Las imágenes que captura Pepe Reynoso son horrorosas, empiezan su inhóspito peregrinar por lugares abyectos más que oscuros. Son los primeros apuntes hacia los tópicos de interés del autor, alumno en Artes Visuales de la Universidad de Ciencias y Artes de Chiapas, donde se atisban ciertos lugares de descomposición ya sea por el perro callejero que husmea en un bote de basura, o el can vagabundo que adormece sobre el pasto. O quizá, por aquella bandera de marea roja que ondea señalando el peligro en la playa, no sólo como signo en sí mismo, sino también por las actitudes de asombro de los bañistas. Y sobretodo, porque como amigos compartimos la vivencia anecdótica del lamentable suceso, donde el mar prácticamente devoró a un hombre de edad madura. Creo que lo que rodea esa experiencia, es un sentimiento encontrado ante la desgracia. Un mirar prefiriendo no ser testigo, junto al ánima morbosa de saber el desenlace. Ambos portábamos aparatos fotográficos y los mecanismos de resorte fueron distintos. Preferí, en mi caso, no fotografiar, pero la imagen no capturada aún me persigue en mi propio imaginario. Y en la realizada por el autor en turno, me perturba su mirar, la del fotógrafo confrontada abierta y descaradamente con la mirada doliente del hijo que observa hacia la cámara, mientras bajo sus pies y sin contemplación yace la figura regordeta de su padre, un cuerpo sin vida, dentro del área acordonada por paramédicos y protección civil. Tampoco entiendo el porqué de esta selección final de imágenes, pero me tranquiliza no ver esa escena aterradora de la playa, sino en su lugar la premonición del instante que le dio lugar.

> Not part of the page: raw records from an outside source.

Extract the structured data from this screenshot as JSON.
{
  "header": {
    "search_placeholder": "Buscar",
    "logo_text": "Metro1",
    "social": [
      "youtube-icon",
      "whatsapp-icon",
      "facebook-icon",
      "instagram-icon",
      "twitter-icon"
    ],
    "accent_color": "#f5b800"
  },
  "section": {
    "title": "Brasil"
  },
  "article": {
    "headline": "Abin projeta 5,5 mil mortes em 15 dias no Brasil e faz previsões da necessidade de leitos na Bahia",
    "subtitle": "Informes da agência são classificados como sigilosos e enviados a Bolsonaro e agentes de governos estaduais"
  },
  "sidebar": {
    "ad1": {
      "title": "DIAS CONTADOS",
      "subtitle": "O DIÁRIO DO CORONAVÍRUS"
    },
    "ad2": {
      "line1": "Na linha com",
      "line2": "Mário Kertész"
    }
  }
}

Hay otras imágenes, mucho más dulces e inofensivas en apariencia, pero aún cuando en ellas están presentes los colores vibrantes como en la de la cucaracha muerta, señala hacia ese mismo lugar, reminiscencias de suciedad. Una empatía por escudriñar en lo oscuro-abyecto, como el niño que experimenta en el lodo y con cubrirse de tierra una fascinación de libertad total y sin restricciones. Creo que domina esta visión, aunque supere incluso en número, las básicamente decorativas como la llave abierta dejando verter el chorro de agua, quizá para limpiarnos de las impurezas de la abyección por habernos tirado primero sobre la tierra, cubriéndonos de mugre de pies a cabeza. Aparecen también colores chillantes en otras, estrellas que vemos como decorado en un viejo pantalón de mezclilla o luego en la instalación realizada sobre un puente peatonal.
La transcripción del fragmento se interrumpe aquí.